We have already clarified that fibrous components, when present at the mass borders mixed with cancer cells, can obscure tumor margins [9,10]. ILCs, therefore, have highly indistinct margins, which never become distinct with more breast compression. Conversely, when tumor margins show spicula-like structures, they become more unclear on the MLO view mammography due to the further magnification of unclear margins. In addition, the breasts are thinner on the MLO view mammography than on the CC view mammography, and make the mass opacity further lower, leading to more difficult identification of ILCs on MLO view mammography. These are presumably the main reasons why ILCs are less detectable on MLO view mammography.

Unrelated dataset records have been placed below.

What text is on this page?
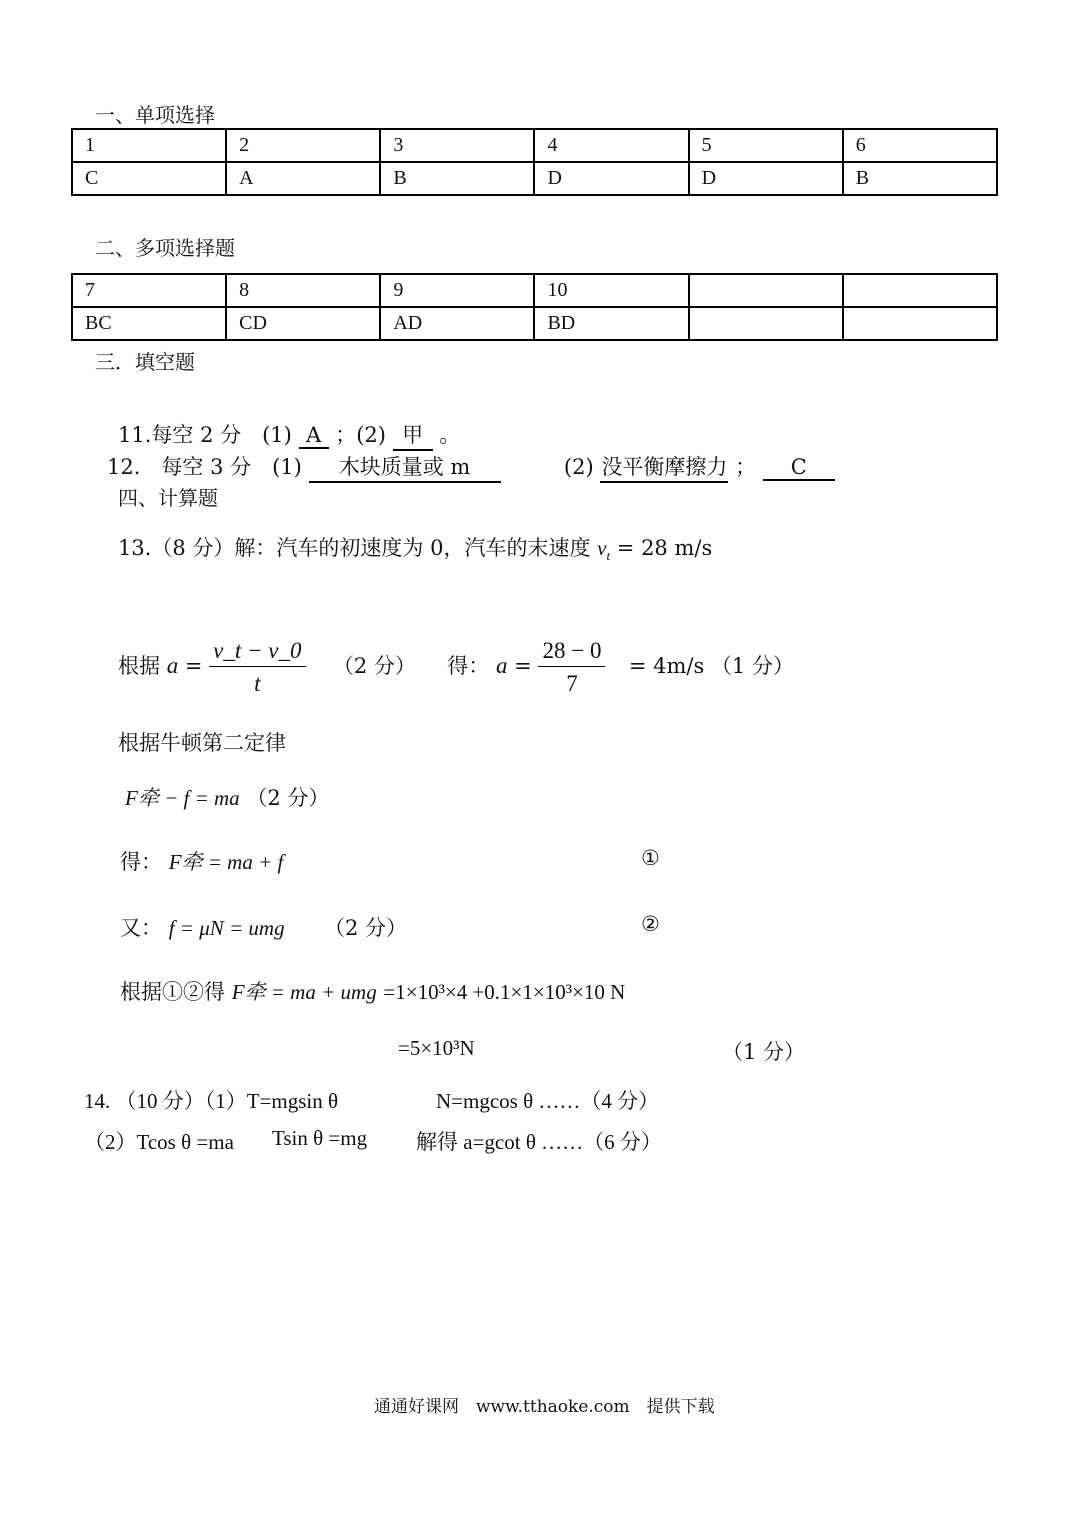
一、单项选择
1	2	3	4	5	6
C	A	B	D	D	B
二、多项选择题
7	8	9	10		
BC	CD	AD	BD		
三．填空题
11.每空 2 分　(1) A ；(2) 甲 。
12.　每空 3 分　(1) 木块质量或 m	(2) 没平衡摩擦力 ； C
四、计算题
13.（8 分）解：汽车的初速度为 0，汽车的末速度 $v_t = 28$ m/s
根据 $a = \frac{v\_t - v\_0}{t} (2$ 分） 得： $a = \frac{28 - 0}{7} = 4m/s$ （1 分）
根据牛顿第二定律
F牵 − f = ma （2 分）
得： F牵 = ma + f	①
又： f = μN = umg （2 分）	②
根据①②得 F牵 = ma + umg =1×10³×4 +0.1×1×10³×10 N
=5×10³N	（1 分）
14. （10 分）（1）T=mgsin θ	N=mgcos θ ……（4 分）
（2）Tcos θ =ma Tsin θ =mg 解得 a=gcot θ ……（6 分）
通通好课网　www.tthaoke.com　提供下载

Simple fibroadenomas are not known to increase the risk of breast cancer [11]. The clinical significance of why this ILC developed just around the calcified fibroadenoma is unclear. However, it is imperative that screening mammography with MLO and CC views be performed even for elderly people to avoid underdetection of ILCs around the coarse calcifications, if present.
Conclusions
Classic-type ILCs surrounding calcified fibroadenomas are extremely rare and can be overlooked on screening mammography. Therefore, if known calcified fibroadenomas are present, screening mammography should be performed by using both MLO and CC views, even for elderly people. In addition, diagnostic physicians should note that ILCs can be detected more easily on CC view mammography than MLO view mammography.